NSF had some catching up to do.

“When we sat down at the negotiating table, I told the union that management’s biggest fear was being grieved on telework, so [management] didn’t want to experiment with it. Eventually the union agreed -- and it was a big concession for them -- to give us two years where people wouldn’t be allowed to grieve issues over the telework program. That let management agree to go for it.”

Both sides were in favor of a flexible program, which has been key to its success, Whitney says. “We opened the program up to everybody. We didn’t put restrictions, such as not allowing managers or supervisors to telework. We said anybody whose job is appropriate, and whose supervisor says it’s ok, can telework.”
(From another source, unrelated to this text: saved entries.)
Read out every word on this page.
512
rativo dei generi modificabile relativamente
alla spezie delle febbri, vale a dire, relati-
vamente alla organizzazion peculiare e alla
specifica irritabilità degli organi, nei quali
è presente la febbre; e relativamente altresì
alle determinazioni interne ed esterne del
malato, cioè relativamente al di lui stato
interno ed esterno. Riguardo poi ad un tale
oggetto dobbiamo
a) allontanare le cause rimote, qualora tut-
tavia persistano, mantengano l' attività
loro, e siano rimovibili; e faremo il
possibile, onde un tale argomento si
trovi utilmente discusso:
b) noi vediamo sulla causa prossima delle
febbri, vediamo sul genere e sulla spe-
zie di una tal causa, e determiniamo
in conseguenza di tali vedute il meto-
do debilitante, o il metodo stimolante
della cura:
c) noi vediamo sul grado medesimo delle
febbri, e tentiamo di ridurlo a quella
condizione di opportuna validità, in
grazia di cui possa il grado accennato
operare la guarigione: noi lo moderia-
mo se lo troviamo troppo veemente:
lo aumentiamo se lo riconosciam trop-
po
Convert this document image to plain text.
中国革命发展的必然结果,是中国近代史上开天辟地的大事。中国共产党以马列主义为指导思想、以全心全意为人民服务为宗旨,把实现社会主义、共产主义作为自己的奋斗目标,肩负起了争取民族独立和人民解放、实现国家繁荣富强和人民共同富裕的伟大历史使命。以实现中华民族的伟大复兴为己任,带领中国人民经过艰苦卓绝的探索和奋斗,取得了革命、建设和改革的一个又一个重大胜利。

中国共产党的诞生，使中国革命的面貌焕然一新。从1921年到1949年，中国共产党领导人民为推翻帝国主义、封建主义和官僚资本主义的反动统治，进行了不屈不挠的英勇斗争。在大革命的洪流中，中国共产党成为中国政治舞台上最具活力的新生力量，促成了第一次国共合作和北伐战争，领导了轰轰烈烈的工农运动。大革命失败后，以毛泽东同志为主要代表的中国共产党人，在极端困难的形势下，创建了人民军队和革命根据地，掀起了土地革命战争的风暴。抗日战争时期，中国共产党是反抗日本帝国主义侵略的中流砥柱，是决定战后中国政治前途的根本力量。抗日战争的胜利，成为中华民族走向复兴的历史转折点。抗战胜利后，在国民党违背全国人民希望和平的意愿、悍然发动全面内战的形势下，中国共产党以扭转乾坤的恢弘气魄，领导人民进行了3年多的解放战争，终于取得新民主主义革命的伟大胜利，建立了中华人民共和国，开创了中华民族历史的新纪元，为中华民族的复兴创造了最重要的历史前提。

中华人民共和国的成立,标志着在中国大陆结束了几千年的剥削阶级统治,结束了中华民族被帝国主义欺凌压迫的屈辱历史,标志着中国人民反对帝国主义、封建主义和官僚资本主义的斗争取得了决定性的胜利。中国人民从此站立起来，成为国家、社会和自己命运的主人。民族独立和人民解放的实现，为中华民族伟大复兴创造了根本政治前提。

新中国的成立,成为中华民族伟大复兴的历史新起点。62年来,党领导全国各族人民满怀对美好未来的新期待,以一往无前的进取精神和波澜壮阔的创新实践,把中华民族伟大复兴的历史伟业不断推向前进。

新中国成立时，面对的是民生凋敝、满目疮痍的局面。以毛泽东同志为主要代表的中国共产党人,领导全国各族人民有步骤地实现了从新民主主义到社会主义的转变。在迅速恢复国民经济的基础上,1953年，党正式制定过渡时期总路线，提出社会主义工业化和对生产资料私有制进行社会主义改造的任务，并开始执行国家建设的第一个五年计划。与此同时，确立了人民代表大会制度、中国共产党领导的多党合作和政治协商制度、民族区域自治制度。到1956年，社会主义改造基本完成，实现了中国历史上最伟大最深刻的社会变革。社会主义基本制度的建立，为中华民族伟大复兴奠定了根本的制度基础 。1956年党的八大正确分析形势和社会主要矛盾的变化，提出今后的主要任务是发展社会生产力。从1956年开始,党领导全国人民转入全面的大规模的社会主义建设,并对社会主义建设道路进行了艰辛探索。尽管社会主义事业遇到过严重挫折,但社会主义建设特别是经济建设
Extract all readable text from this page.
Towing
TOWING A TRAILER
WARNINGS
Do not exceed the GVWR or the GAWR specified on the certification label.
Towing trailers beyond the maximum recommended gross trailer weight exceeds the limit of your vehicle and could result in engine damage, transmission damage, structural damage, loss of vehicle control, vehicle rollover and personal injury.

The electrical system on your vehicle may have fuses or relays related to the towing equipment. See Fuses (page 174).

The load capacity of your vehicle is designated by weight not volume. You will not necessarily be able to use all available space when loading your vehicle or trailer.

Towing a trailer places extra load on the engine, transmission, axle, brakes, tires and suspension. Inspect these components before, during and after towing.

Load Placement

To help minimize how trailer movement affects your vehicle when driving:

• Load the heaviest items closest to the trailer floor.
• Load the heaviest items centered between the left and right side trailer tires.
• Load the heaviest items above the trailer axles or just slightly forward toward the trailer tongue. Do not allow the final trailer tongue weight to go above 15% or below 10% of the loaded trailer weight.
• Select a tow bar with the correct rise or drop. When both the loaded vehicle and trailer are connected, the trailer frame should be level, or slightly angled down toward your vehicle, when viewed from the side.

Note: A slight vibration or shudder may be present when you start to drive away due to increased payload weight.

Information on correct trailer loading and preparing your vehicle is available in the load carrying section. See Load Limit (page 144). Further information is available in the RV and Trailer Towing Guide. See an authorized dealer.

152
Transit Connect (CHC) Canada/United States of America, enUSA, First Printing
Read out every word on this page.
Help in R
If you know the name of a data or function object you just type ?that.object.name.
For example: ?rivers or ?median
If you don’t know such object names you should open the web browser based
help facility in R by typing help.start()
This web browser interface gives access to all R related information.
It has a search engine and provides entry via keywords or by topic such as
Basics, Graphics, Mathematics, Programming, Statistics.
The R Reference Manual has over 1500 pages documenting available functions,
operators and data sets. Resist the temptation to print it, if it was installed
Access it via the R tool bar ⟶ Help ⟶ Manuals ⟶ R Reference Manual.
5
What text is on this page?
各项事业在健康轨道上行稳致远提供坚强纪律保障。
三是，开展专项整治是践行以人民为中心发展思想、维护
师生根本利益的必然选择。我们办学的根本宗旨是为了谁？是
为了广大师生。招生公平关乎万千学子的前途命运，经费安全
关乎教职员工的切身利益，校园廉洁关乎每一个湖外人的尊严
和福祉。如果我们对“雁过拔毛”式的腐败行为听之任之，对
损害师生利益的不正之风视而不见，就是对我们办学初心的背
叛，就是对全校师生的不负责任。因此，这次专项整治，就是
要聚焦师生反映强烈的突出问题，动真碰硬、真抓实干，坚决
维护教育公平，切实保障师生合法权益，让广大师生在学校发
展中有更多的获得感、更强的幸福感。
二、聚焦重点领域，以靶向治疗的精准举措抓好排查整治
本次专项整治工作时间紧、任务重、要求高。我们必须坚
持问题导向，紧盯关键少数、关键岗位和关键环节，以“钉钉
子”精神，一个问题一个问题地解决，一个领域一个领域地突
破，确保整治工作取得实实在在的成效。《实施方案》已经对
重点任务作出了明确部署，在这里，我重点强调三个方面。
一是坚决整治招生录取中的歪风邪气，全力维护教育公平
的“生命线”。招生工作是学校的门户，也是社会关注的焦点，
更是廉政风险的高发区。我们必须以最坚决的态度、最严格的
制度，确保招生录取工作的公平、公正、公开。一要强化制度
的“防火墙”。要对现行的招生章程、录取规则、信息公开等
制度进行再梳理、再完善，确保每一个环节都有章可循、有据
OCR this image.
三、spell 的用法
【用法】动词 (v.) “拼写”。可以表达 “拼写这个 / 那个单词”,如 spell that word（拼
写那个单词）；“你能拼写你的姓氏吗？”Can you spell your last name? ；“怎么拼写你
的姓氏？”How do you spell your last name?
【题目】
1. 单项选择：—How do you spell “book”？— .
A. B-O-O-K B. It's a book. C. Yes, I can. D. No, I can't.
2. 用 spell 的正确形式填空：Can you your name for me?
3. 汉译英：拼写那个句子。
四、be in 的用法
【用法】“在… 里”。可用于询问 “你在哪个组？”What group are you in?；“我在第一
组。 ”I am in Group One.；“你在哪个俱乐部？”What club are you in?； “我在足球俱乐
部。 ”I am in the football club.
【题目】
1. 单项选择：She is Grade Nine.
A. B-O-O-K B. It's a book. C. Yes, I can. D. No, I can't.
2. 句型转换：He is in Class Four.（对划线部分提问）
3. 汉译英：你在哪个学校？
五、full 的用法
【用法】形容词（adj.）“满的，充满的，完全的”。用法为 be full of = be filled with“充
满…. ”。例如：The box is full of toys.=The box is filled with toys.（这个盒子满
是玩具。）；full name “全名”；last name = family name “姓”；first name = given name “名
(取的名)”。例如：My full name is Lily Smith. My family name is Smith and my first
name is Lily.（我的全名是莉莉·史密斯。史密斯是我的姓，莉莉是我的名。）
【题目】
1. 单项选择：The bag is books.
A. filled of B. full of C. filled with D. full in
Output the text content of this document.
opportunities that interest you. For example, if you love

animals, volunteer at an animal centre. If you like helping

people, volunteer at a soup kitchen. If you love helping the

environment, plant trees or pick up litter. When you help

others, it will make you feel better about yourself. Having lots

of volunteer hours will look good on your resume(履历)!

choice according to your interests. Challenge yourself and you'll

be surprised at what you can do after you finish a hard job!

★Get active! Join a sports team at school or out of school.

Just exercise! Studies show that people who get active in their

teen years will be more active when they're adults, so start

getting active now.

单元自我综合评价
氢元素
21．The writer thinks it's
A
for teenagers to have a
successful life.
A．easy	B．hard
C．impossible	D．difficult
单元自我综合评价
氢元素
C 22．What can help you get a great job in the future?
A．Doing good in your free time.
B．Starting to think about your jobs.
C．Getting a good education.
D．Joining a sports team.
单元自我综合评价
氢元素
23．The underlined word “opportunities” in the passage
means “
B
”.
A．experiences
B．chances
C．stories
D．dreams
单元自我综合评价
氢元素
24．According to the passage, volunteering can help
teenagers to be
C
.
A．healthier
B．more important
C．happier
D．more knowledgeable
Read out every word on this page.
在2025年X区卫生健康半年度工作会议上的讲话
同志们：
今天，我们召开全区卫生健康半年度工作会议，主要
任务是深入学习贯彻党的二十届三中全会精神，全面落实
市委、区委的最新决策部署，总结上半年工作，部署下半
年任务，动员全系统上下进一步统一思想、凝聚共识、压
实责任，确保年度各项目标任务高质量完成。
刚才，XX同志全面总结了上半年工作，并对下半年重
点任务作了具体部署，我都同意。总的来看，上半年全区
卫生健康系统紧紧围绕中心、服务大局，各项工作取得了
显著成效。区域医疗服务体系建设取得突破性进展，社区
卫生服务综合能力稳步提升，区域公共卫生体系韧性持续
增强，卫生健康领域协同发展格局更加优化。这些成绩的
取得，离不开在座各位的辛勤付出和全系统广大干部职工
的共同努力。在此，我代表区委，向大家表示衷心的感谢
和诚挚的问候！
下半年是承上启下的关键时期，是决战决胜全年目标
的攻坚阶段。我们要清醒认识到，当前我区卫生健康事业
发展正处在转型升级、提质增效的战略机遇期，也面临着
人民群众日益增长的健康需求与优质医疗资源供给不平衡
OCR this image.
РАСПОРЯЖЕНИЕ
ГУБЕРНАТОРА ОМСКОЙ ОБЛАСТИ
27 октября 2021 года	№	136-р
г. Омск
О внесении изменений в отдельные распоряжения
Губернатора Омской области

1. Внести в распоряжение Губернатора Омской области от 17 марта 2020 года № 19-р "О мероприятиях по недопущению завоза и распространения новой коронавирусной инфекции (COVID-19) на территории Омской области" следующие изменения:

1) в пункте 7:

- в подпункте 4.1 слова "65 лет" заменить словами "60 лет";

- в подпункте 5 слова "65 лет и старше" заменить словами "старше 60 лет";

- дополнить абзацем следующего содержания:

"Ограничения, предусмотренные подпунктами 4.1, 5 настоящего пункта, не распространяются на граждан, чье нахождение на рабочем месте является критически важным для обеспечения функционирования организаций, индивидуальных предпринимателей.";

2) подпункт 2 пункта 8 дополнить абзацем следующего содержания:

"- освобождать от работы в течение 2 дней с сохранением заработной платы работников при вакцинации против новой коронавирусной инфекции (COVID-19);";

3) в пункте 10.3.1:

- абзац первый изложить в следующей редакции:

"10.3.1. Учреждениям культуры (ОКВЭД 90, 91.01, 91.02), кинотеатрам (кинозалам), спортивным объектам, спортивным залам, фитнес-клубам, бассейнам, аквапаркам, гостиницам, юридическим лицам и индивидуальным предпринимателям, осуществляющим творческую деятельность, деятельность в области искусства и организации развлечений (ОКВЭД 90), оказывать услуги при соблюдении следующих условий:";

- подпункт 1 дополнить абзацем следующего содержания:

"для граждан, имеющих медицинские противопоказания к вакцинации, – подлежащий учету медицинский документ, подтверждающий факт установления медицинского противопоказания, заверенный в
Despite pressure to grow the program quickly, NSF has let it grow at its own pace. “We didn’t force telework down anyone’s throat,” Whitney says. “We left it open to be tried, and hoped more and more people would join the bandwagon, which is exactly what has happened.”

Managers talked to their peers in other divisions, learned telework wasn’t causing productivity to fall off, and saw that employees were happy with the program. “It spread by word of mouth through managers,” she says. “We let individual successes be the selling point of the program.”